If you already have a cemetery plot, or choose to purchase one, you may have the options to put multiple people in a single plot but this up to the cemetery. The cemetery will typically ask that you use a vault as well to help hold the shape of the ground where the urn is buried. If you do not wish to have a vault, there are several green cemeteries that do not require them.


Today, most people have at least seen a modern-day columbarium. Many cemeteries have constructed them as cremation has gained in popularity. Typically, they are a structure that has many small places designed to hold an urn. Some are very simple, while others allow for personal memorabilia to be included as part of a display along with the urn.

Urn Gardens

More and more cemeteries are introducing urn gardens each year. Some of them are accompanied by scattering gardens. One of the prettiest I’ve seen is The Grove at Rest Haven Cemetery in Rockwall, Texas. It is beautifully landscaped with a brook flowing through it. You actually have the option of having the remains buried as part of a large rock, in a bench or in other landscape elements.

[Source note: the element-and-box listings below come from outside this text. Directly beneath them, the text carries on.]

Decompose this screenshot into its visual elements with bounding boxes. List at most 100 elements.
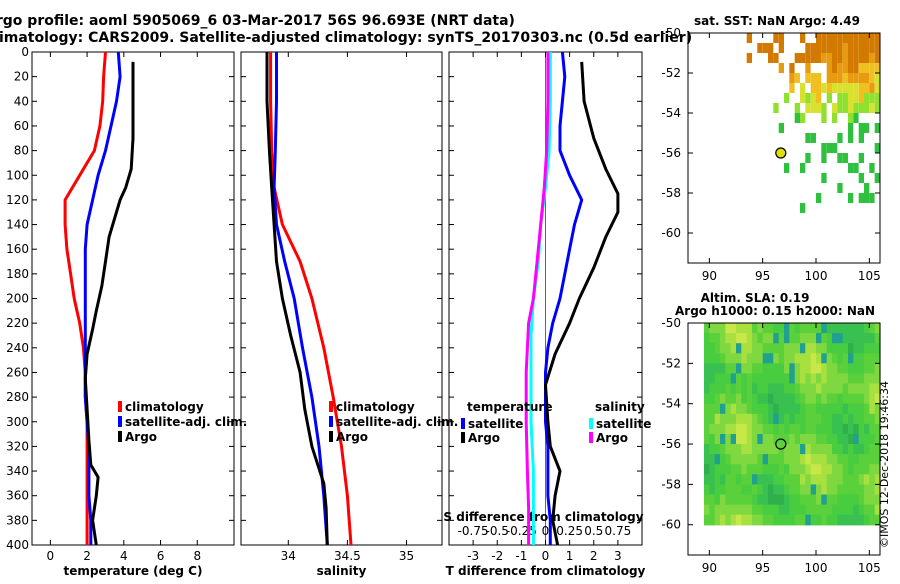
map-cell: [720, 434, 726, 445]
map-cell: [869, 323, 876, 334]
map-cell: [842, 343, 849, 354]
map-cell: [821, 383, 828, 395]
map-cell: [805, 373, 812, 385]
map-cell: [874, 504, 881, 516]
map-cell: [709, 514, 716, 526]
x-tick-label: 0: [542, 549, 550, 563]
map-cell: [778, 413, 785, 425]
x-tick-label: 2: [590, 549, 598, 563]
map-cell: [746, 504, 753, 516]
map-cell: [714, 393, 721, 405]
map-cell: [789, 393, 796, 405]
y-tick-label: 40: [14, 94, 29, 108]
map-cell: [789, 413, 796, 425]
map-cell: [704, 504, 710, 516]
map-cell: [848, 393, 854, 405]
map-cell: [757, 333, 764, 344]
map-cell: [757, 494, 764, 506]
map-cell: [800, 83, 806, 93]
map-cell: [853, 393, 860, 405]
map-sst_map: -50 -52 -54 -56 -58 -60 90 95 100 105: [661, 26, 880, 283]
map-cell: [842, 454, 849, 465]
map-cell: [805, 133, 811, 143]
map-cell: [736, 484, 742, 496]
map-cell: [848, 33, 854, 43]
map-cell: [746, 383, 753, 395]
x-tick-label: 3: [614, 549, 622, 563]
map-cell: [864, 43, 870, 53]
map-cell: [874, 403, 881, 415]
map-cell: [864, 333, 870, 344]
map-cell: [725, 363, 732, 374]
y-tick-label: 260: [6, 365, 29, 379]
map-cell: [826, 403, 833, 415]
y-tick-label: 100: [6, 168, 29, 182]
map-cell: [869, 383, 876, 395]
map-cell: [736, 373, 742, 385]
map-cell: [725, 494, 732, 506]
y-tick-label: -60: [661, 226, 681, 240]
map-cell: [768, 383, 774, 395]
map-cell: [709, 343, 716, 354]
map-cell: [768, 474, 774, 485]
map-cell: [789, 434, 796, 445]
map-cell: [725, 353, 732, 364]
map-cell: [704, 444, 710, 455]
x-tick-label: -1: [515, 549, 527, 563]
map-cell: [853, 323, 860, 334]
map-cell: [762, 484, 769, 496]
map-cell: [784, 163, 790, 173]
y-tick-label: -52: [661, 66, 681, 80]
map-cell: [730, 464, 737, 475]
map-cell: [842, 464, 849, 475]
map-cell: [709, 383, 716, 395]
map-cell: [752, 363, 758, 374]
map-cell: [864, 474, 870, 485]
map-cell: [805, 434, 812, 445]
map-cell: [858, 514, 865, 526]
map-cell: [784, 393, 790, 405]
argo-position-marker: [775, 438, 787, 450]
map-cell: [810, 434, 817, 445]
map-cell: [858, 434, 865, 445]
map-cell: [784, 514, 790, 526]
map-cell: [842, 93, 848, 103]
map-cell: [810, 83, 816, 93]
map-cell: [794, 454, 801, 465]
map-cell: [730, 474, 737, 485]
legend-swatch: [329, 416, 333, 427]
map-cell: [800, 464, 806, 475]
map-cell: [848, 413, 854, 425]
map-cell: [869, 373, 876, 385]
x-tick-label: 105: [858, 561, 881, 575]
map-cell: [741, 363, 748, 374]
map-cell: [752, 504, 758, 516]
map-cell: [832, 464, 838, 475]
map-cell: [805, 423, 812, 435]
map-cell: [773, 393, 780, 405]
legend-title-temperature: temperature: [467, 400, 552, 414]
map-cell: [848, 484, 854, 496]
map-cell: [773, 413, 780, 425]
map-cell: [768, 514, 774, 526]
map-cell: [826, 33, 832, 43]
map-cell: [784, 353, 790, 364]
map-cell: [746, 514, 753, 526]
map-cell: [837, 454, 844, 465]
map-cell: [858, 73, 864, 83]
map-cell: [789, 373, 796, 385]
map-cell: [805, 383, 812, 395]
map-cell: [874, 423, 881, 435]
y-tick-label: -58: [661, 186, 681, 200]
map-cell: [714, 353, 721, 364]
map-cell: [864, 423, 870, 435]
map-cell: [826, 83, 832, 93]
map-cell: [869, 83, 875, 93]
map-cell: [746, 393, 753, 405]
map-cell: [720, 504, 726, 516]
map-cell: [816, 383, 822, 395]
map-cell: [821, 343, 828, 354]
map-cell: [864, 63, 870, 73]
map-cell: [720, 444, 726, 455]
map-cell: [869, 103, 875, 113]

Buying a space for cremated remains

Although many cemeteries are affiliated with a traditional funeral home, you typically are not required to use that funeral home in order to purchase an area for cremated remains. You will find in most large cities like Dallas, Houston, Austin and San Antonio, prices will vary significantly so don’t be afraid to shop around.


About aCremation

aCremation is a licensed funeral establishment specializing in direct cremation throughout North, Central and South Texas. We have an A+ rating from the Better Business Bureau. Our team of dedicated, compassionate professionals are available around-the-clock to assist with making cremation arrangements and to answer any questions. aCremation currently serves Dallas, Fort Worth, Houston, Austin, San Antonio, Tyler and Waco. We invite you to call us, toll-free at 877-353-3626.

Mary Beth Barnett

Mary Beth Barnett is a licensed Funeral Director in Texas. Her involvement with aCremation began before our doors opened – researching how we could provide affordable cremations and still keep quality and service standards high. Through this process, she developed a passion for working with families who are going through one of the most stressful phases of life – planning for death.

  • Carole Cliffe
    Posted at 23:06h, 15 June Reply

    If you family was buried in a pd for plot, and a son or daughter dies can their urn of ashes be placed in the gravesite 3 ft. will they dig 3 ft what is the fee for doing that?

    • Mary Beth Barnett
      Posted at 07:52h, 16 June Reply

      Thank you for your question. Each cemetery makes their own policy regarding if they will agree to bury remains in an existing plot and they set their own pricing as well. You would need to contact the cemetery to find out their specific policy.

  • Teri Burks
    Posted at 18:47h, 26 August Reply

    I recently contacted the cemetery my parent was cremated in 25 years ago. My parents were to be “inurned” together after the other passed away. I was told that one of my parents ashes that they were suppose to be holding is “missing/lost”…I asked for them to investigate and find my parent…I was told there was nothing they could do…what did I expect them to do about it”? HELP…IS there anything I CAN do about it???

    • Mary Beth Barnett
      Posted at 19:58h, 30 August Reply

      I can only speak for Texas but this is something you would need to address directly with the cemetery. Most cemeteries would inurn the first parent when they passed (and then do a second inurnment at the appropriate time). Or they would request that you maintain possession of your parent’s remains until you were ready to bury them both together.